Конечно, у нас бывали плохие дни, у кого их не бывает. Порой мама нехорошо себя чувствовала и оставалась дома. Тогда ей приходилось колоть себе лекарства: без врачей, самой, прямо в руку. Поначалу меня это пугало, но ведь ей становилось легче, и я смирился.
Когда у мамы не хватало денег на лекарства, она была сама не своя и говорила мне обидные вещи. Ну, что я ей «помеха», что от меня никакого толку, одни проблемы. Но она никогда меня не била и всегда после такого извинялась и заверяла меня, что на самом деле очень меня любит. А иногда даже приносила мне новую фигурку из «Звездных войн». У меня их уже целая коллекция!
В такие, хорошие, дни мы делали что-то веселое. Например, шли на ярмарку объедаться сладостями или ехали на автобусе к морю и бросали камни, кто дальше.
Я всегда у мамы выигрывал, потому что я – «настоящий здоровяк». Так она меня называла.
Думаю, хороших дней у нас было гораздо больше, чем плохих. Правда, иногда я умудрялся все испортить.
Глава 2. Таверна
– Говорила я тебе, не болтай лишнего! – мама шумела и металась по комнате, пытаясь прикурить от пустой зажигалки. – Никому, слышишь, никому нельзя доверять! Этим, – она махнула незажженной сигаретой в сторону окна, – только бы влезть в нашу жизнь своими грязными лапами. И Супермен твой ничем не лучше других». Супермен был учителем по физкультуре в моей нынешней школе. Вообще-то, я ни с кем из посторонних никогда не сближался, но Супермен… Супермен стал исключением. Он всегда хвалил меня за выносливость и силу, даже ставил в пример другим. Пару раз он вмешался, когда другие мальчишки обступили меня с явным намерением «навалять тупице». И вот недавно я подвернул ногу на тренировке, и мы сидели рядом на скамейке школьного стадиона, наблюдая, как мои одноклассники, обливаясь потом, преодолевали круг за кругом.
– Что, часто твоя мама болеет? – как бы между прочим спросил Супермен, не отводя взгляда от еле волочивших ноги спортсменов.
И тут меня как прорвало.

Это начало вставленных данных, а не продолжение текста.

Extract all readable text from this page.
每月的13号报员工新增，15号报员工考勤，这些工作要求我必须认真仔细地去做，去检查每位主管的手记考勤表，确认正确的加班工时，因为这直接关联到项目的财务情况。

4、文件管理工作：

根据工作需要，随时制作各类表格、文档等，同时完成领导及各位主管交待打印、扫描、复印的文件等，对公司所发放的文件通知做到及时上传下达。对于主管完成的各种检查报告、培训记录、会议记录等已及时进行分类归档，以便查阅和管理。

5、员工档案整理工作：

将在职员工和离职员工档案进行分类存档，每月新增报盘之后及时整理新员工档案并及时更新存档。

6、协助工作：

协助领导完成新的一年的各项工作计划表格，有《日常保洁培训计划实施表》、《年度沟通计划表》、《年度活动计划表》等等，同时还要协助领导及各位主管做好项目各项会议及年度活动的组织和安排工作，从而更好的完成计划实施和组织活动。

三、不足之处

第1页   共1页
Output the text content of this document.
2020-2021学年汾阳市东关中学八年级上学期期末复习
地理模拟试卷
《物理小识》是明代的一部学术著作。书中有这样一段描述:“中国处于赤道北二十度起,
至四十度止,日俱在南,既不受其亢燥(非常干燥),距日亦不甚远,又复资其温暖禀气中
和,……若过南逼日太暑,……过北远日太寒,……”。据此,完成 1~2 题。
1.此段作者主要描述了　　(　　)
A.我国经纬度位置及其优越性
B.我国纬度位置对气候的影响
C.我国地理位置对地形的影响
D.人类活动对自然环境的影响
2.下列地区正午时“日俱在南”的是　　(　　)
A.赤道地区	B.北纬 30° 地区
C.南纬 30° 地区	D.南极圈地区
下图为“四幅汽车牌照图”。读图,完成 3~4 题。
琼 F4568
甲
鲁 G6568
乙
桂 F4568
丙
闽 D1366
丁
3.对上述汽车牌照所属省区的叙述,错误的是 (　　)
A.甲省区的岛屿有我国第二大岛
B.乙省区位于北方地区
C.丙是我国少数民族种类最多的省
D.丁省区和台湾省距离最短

Привычный страх перед маминой болезнью внезапно разбух внутри меня так, что невмоготу стало терпеть: а вдруг она сама не справится? Ведь Супермен – он сильный, он добрый, он наверняка сможет ей помочь! Ну и я, как мог, рассказал ему про мамину болезнь, про ее лекарства… Супермен слушал молча и хмурился. Когда он вызвался проводить меня домой, меня переполнила надежда. Наверное, он ее осмотрит, что-то посоветует… Интересно, мама обрадуется?
Мама не обрадовалась. Нехотя впустила его вслед за мной в дом и замерла, скрестив руки на груди и глядя исподлобья. Он вначале мялся, покашливал, а потом уселся на диван и перешел прямо к делу:
– Послушайте, Вам нужна помощь.
– С чего это ты взял?
– Может, поговорим с глазу на глаз?
– Валяй, – мама недобро посмотрела на меня и мотнула головой в сторону двери. Я послушно вышел и даже дверь за собой закрыл. Было очень неловко, по-другому я себе представлял мамину реакцию. Расстроенный, я пошел в свою комнату, плюхнулся на кровать и стал листать какой-то комикс.
Прошло немного времени, и внизу хлопнула дверь. Я подскочил к окну: Супермен шагал в сторону калитки, насупленный, руки в карманах. Не успел я подумать, что дела плохи, дверь в мою комнату распахнулась, и влетела разъяренная мама. И вот теперь она металась по моей комнате и шумела.